The latest semi-annual S&P Persistence Scorecard study again demonstrates that the quest for performance persistence of actively-managed mutual funds is as futile as the famous resistance to the Borg in Star Trek. The majority of well-performing funds will be “assimilated” from the top quartile into the lower quartiles or from the top half into the bottom half of the fund population after both three and five years. The percentage of funds remaining in the top quartile or half after either period is much smaller than that implied by random expectations (chance), which indicates that active management skills are very fleeting.

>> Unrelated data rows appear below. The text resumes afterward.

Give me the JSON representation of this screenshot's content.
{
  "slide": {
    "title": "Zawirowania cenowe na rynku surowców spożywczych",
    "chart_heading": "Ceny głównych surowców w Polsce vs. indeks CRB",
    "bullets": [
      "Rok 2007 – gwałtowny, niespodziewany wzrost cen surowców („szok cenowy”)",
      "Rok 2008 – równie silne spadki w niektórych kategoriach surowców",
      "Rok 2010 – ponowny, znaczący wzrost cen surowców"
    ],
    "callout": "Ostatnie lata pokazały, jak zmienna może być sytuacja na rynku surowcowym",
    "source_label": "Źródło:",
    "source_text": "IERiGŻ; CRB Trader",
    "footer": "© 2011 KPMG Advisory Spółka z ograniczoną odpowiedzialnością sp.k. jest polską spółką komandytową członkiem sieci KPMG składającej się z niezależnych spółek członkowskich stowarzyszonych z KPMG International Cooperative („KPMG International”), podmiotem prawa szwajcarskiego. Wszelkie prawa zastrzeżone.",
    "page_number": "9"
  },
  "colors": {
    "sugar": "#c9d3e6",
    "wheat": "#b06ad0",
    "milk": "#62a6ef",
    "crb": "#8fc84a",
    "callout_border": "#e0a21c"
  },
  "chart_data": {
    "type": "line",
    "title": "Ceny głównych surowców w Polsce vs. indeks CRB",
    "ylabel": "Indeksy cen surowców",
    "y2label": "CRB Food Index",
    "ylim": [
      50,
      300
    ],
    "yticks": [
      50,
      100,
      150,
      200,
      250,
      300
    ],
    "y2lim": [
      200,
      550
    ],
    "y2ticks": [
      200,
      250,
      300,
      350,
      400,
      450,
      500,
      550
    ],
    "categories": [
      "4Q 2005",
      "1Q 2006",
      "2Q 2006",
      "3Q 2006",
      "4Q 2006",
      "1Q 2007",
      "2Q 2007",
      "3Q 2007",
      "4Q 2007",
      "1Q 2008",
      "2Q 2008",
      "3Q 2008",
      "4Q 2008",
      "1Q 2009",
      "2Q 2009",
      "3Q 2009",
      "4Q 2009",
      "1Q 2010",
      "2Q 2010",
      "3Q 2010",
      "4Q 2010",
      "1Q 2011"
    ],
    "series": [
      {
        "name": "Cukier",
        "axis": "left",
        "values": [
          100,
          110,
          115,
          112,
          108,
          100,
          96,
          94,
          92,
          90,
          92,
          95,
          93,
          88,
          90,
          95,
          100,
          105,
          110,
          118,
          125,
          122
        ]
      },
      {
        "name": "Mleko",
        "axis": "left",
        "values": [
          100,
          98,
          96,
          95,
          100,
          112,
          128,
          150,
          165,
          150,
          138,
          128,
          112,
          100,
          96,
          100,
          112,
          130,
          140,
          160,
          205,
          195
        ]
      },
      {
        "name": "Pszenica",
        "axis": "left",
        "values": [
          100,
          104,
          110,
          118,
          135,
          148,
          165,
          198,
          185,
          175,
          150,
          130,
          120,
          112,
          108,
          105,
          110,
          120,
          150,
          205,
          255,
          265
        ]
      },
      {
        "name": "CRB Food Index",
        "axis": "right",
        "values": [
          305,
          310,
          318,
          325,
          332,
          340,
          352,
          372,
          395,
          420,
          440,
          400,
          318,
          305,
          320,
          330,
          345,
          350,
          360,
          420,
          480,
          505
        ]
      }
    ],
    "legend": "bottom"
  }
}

While the study certainly brings value, it would be better if it compared actively-managed mutual funds not against each other but against an independent market benchmark specific to each fund category. Since an average fund underperforms such a benchmark by slightly more than the average expense ratio, fewer than half of the funds would beat it. In other words, if the performance bar were raised from a “relative” to an “absolute” level (as Alpholio™ does in its analyses), the distribution of funds would be much more skewed to the left, i.e. below the benchmark. However, such a distribution would truly reflect all the investment vehicles available to the investor, including index funds and exchange-traded products (ETPs). Chances are that in that case performance persistence would be even worse than the one shown in the study.

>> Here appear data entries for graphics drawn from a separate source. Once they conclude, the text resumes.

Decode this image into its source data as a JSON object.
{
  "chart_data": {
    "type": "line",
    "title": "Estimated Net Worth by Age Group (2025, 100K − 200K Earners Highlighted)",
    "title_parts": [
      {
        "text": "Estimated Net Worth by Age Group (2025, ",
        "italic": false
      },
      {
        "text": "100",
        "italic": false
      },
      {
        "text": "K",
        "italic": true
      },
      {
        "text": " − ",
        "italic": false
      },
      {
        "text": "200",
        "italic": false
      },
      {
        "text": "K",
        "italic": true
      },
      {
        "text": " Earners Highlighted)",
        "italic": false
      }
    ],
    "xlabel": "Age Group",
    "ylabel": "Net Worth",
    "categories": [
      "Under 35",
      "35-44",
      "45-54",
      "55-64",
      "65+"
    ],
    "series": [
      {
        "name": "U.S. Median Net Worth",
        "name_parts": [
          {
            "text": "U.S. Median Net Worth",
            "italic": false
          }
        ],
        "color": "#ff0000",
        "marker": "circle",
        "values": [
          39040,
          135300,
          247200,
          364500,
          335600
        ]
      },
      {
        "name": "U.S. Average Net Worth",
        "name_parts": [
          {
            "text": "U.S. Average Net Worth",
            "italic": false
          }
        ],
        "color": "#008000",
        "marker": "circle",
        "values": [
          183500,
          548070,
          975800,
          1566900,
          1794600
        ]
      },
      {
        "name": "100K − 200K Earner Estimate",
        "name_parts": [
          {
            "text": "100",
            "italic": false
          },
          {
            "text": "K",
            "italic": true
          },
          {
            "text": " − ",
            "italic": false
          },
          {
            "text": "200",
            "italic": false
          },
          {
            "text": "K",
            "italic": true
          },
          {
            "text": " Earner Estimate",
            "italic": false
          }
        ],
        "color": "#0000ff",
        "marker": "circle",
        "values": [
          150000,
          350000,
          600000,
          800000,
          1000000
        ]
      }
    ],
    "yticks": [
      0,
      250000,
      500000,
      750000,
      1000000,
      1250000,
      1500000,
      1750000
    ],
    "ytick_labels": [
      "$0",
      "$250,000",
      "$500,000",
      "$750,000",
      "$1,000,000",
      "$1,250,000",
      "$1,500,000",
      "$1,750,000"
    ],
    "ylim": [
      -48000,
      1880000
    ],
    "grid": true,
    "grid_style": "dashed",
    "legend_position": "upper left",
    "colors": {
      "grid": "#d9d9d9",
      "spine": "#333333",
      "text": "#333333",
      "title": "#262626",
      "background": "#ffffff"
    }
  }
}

The findings of the study are corroborated by Morningstar in the analysis of its fund rating system:
“Fifteen years previously, the seminal paper on the topic, Mark Carhart’s ‘On Persistence in Mutual Fund Performance,’ offered this as its first and main conclusion: ‘Avoid funds with persistently poor performance.’
Morningstar’s research on the predictive power of its Morningstar Rating for funds (aka the star rating) further supports the notion. For most time periods, the star ratings do show mild persistence across the ratings bands, with the higher-rated funds in aggregate scoring better total returns over the next time period than the lower-rated funds. The finding is at its strongest, though, at the bottom.”
Since the statistical evidence shows that there is little long-term persistence of outperformance, the only solution is to focus on a shorter time frame. Because risk profiles in a given category vary widely across both funds and in time, a custom and dynamic benchmark has to be devised for each fund. This is exactly the methodology Alpholio™ uses. While no analytical approach based on historical data can guarantee a perfect prediction of future performance, smoothed cumulative RealAlpha™ curves do exhibit a certain degree of momentum for most funds. An investor can use this information to capitalize on fund outperformance trends, while avoiding periods of underperformance on a truly risk-adjusted basis.